周瑜早年輔佐孫策平定江東,也是吳國開國立業的最大功臣。同時作為赤壁之戰的主帥確實是一手締造出了這三分局勢。而赤壁之戰就主要發生在四十回左右,也正式周瑜出場最多的時候
諸葛亮是劉備死後蜀漢的實際統治者,在內政軍事等方面都有所建,平定南方少數民族和北伐都鞏固了蜀漢政權,延長了三國的局面,是三國後期最具影響力的人物之一,所以在後期出現的也較多,也比較活躍。
plot <-
bind_rows(
three_kingdom %>%
group_by(chapter) %>%
summarise(count = n(), type="sentences"),
tokens %>%
group_by(chapter) %>%
summarise(count = n(), type="words")) %>%
group_by(type)%>%
ggplot(aes(x = chapter, y=count, fill="type", color=factor(type))) +
geom_line() +
ggtitle("各章節的句子總數") +
xlab("章節") +
ylab("句子數量")+
theme(text = element_text(family='STHeiti'))
plot
> 第七十一回用了最多的句子和單字,這章就是在講定軍山之戰,也就是劉備稱霸成為漢中王前的一役。

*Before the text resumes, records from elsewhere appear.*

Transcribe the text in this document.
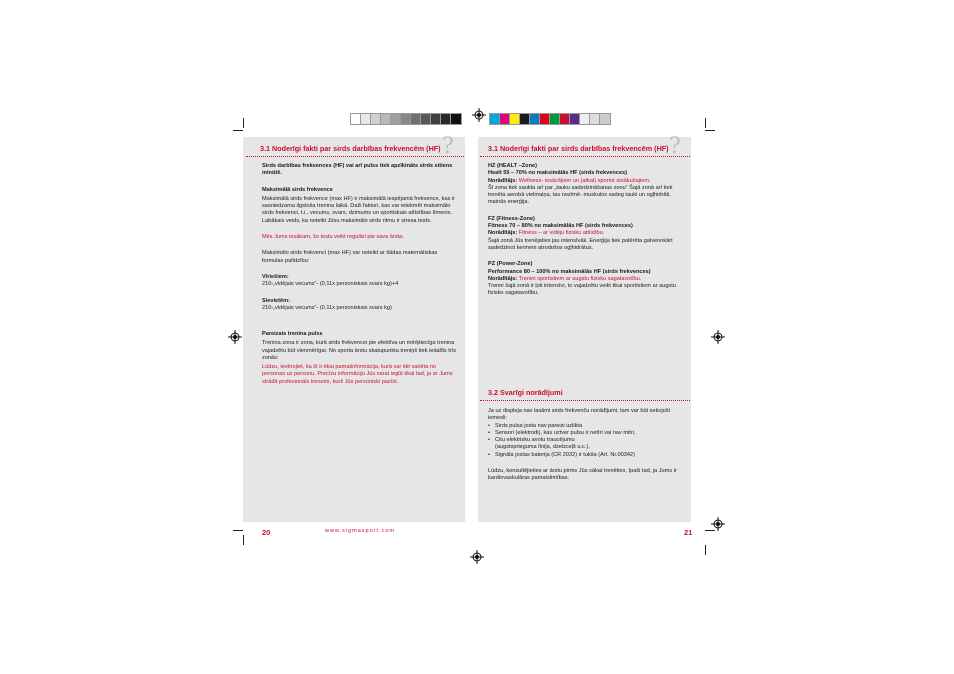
3.1 Noderīgi fakti par sirds darbības frekvencēm (HF) ?

Sirds darbības frekvences (HF) vai arī pulss tiek apzīkināts sirds sitiens minūtē.

Maksimālā sirds frekvence

Maksimālā sirds frekvence (max HF) ir maksimālā iespējamā frekvence, kas ir sasniedzama ilgstoša trenina laikā. Daži faktori, kas var ietekmēt maksimālo sirds frekvenci, t.i., vecums, svars, dzimums un sportiskais attīstības līmenis. Labākais veids, ka noteikt Jūsu maksimālo sirds ritmu ir stresa tests.

Mēs Jums iesākam, šo testu veikt regulāri pie sava ārsta.

Maksimālo sirds frekvenci (max HF) var noteikt ar šādas matemātiskas formulas palīdzību:

Vīriešiem:

210-„vidējais vecums“- (0,11x personiskais svars kg)+4

Sievietēm:

210-„vidējais vecums“- (0.11x personiskais svars kg)

Pareizais trenina pulss

Trenina zona ir zona, kurā sirds frekvencei pie efektīva un mērķtiecīga trenina vajadzētu būt vienmērīgai. No sporta ārstu skatupunkta treniņš tiek iedalīts trīs zonās:

Lūdzu, ievērojiet, ka šī ir tikai pamatinformācija, kurā var tikt variēta no personas uz personu. Precīzu informāciju Jūs varat iegūt tikai tad, ja ar Jums strādā profesionāls treneris, kurš Jūs personiski pazīst.

20	www.sigmasport.com
3.1 Noderīgi fakti par sirds darbības frekvencēm (HF) ?

HZ (HEALT –Zone)

Healt 55 – 70% no maksimālās HF (sirds frekvences)

Norādītājs: Wellness- iesācējiem un (atkal) sportot atsākušajiem.

Šī zona tiek saukta arī par „tauku sadedzināšanas zonu“ Šajā zonā arī tiek trenēta aerobā vielmaiņa, tas nozīmē- muskulos sadeg tauki un ogļhidrāti, mainās enerģija.

FZ (Fitness-Zone)

Fitness 70 – 80% no maksimālās HF (sirds frekvences)

Norādītājs: Fitness – ar vidēju fizisku attīstību.

Šajā zonā Jūs trenējaties jau intensīvāk. Enerģija tiek patērēta galvenokārt sadedzinot kermeni atrodošos ogļhidrātus.

PZ (Power-Zone)

Performance 80 – 100% no maksimālās HF (sirds frekvences)

Norādītājs: Trenini sportistiem ar augstu fizisku sagatavotību.

Trenni šajā zonā ir ļoti intensīvi, to vajadzētu veikt tikai sportistiem ar augstu fizisko sagatavotību.

3.2 Svarīgi norādījumi

Ja uz displeja nav lasāmi sirds frekvenču norādījumi, tam var būt sekojoši iemesli:

• Sirds pulsa josta nav pareizi uzlikta
• Sensori (elektrodi), kas uztver pulsu ir netīri vai nav mitri,
• Citu elektrisku avotu traucējumu
(augstsprieguma līnija, dzelzceļš u.c.),
• Signāla jostas baterija (CR 2032) ir tukša (Art. Nr.00342)

Lūdzu, konsultējieties ar ārstu pirms Jūs sākat trenēties, īpaši tad, ja Jums ir kardiovaskulāras pamatslimības.

21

frequency <- tokens %>% mutate(part = ifelse(chapter<=60, "First 60", "Last 60")) %>%
filter(nchar(.$word)>1) %>%
mutate(word = str_extract(word, "[^0-9a-z']+")) %>%
mutate(word = str_extract(word, "^[^一二三四五六七八九十]+")) %>%
count(part, word) %>%
group_by(part) %>%
mutate(proportion = n / sum(n)) %>%
select(-n) %>%
spread(part, proportion) %>%
gather(part, proportion, `Last 60`)
frequency
## # A tibble: 45,071 x 4
## word `First 60` part proportion
## <chr> <dbl> <chr> <dbl>
## 1 阿斗 0.000290 Last 60 0.0000129
## 2 阿房宮 NA Last 60 0.0000129
## 3 阿父 0.0000104 Last 60 NA
## 4 阿附 0.0000104 Last 60 0.0000387
## 5 阿會喃 NA Last 60 0.000180
## 6 阿瞞 0.0000207 Last 60 NA
## 7 阿鴦 NA Last 60 0.0000129
## 8 阿諛 0.0000104 Last 60 NA
## 9 阿之原 0.0000104 Last 60 NA
## 10 哀告 0.0000104 Last 60 0.0000644
## # … with 45,061 more rows
ggplot(frequency, aes(x = proportion, y = `First 60`, color = abs(`First 60` - proportion))) +
geom_abline(color = "gray40", lty = 2) +
geom_jitter(alpha = 0.1, size = 2.5, width = 0.3, height = 0.3) +
geom_text(aes(label = word), check_overlap = TRUE, vjust = 1.5, family = "Heiti TC Light") +
scale_x_log10(labels = percent_format()) +
scale_y_log10(labels = percent_format()) +
scale_color_gradient(limits = c(0, 0.001), low = "darkslategray4", high = "gray75") +
theme(legend.position="none") +
labs(y = "First 60", x = "Last 60")+
theme(text = element_text(family='Heiti TC Light'))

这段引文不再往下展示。